Moserpass Malware

Moserpass Malware Description

Moserpass is a threatening new malware strain that has been detected by infosec researchers. The threat was observed as part of a new supply-chain attack. The threat actor responsible for the operation targeted the clients of the Passwordstate password manager. Click Studios, the developer of Passwordstate, stated that they have over 29, 000 clients spread across multiple industry sectors, such as banking, education, manufacturing, retails, aerospace, healthcare, government and more. 

Moserpass Malware Capabilities

The harmful payload spread through the attack was the previously unknown Moserpass Malware. The main functionality of the threat is to collect information from compromised systems. The harvested system data includes computer name, username, current process ID and name, domain name, etc.

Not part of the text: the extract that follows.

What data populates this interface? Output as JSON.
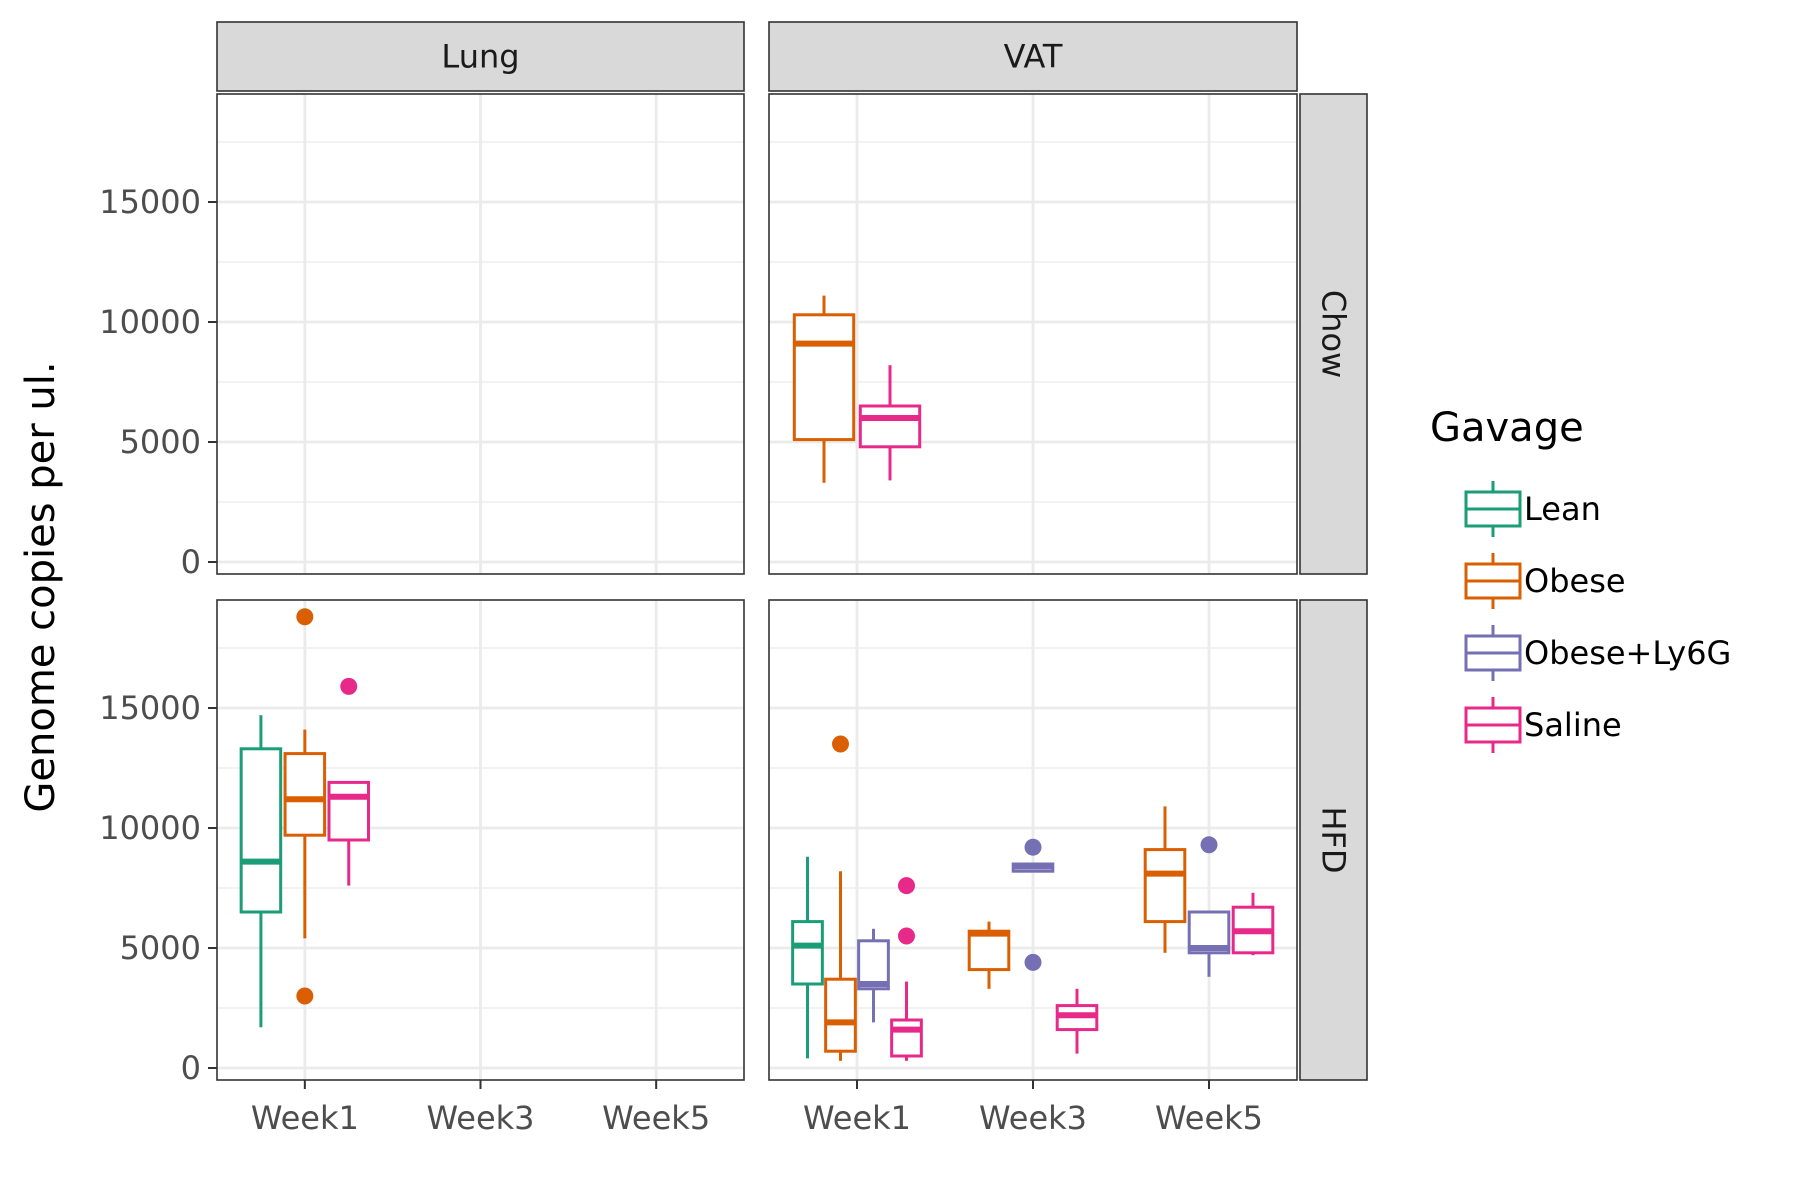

In addition, the Moserpass Malware obtains data from several fields in the victim's Passwordstate account - username, password, title, notes, description, URL and data from specific 'generic fields.' All collected information is then exfiltrated to remote servers under the control of the threat actor. According to Click Studios, users who have enabled the option to encrypt that data, are safe from the activities of the Moserpass malware.

Passwordstate Supply-Chain Attack Characteristics

If successful, supply chain attacks allow threat actors to reach and infect a significant amount of systems without having to breach each one individually. Instead, the hackers compromise the networks of the developer of a software product - Passwordstate in this case and then inject their malware into the legitimate application. As a result, whenever the users update the software, they would also receive the threatening payload. 

The Passwordstate attack is estimated to have lasted for 28 hours approximately. Any customer who initiated an update within that time frame has potentially been infected by Moserpass malware. The hackers managed to compromise the In-Place Upgrade functionality of the password manager. Afterward, they managed to force the upgrade director stored on Click Studios' website to take users to a corrupted Content Distribution Network (CDN) that carried the Moserpass malware instead of the legitimate CDN of the developer.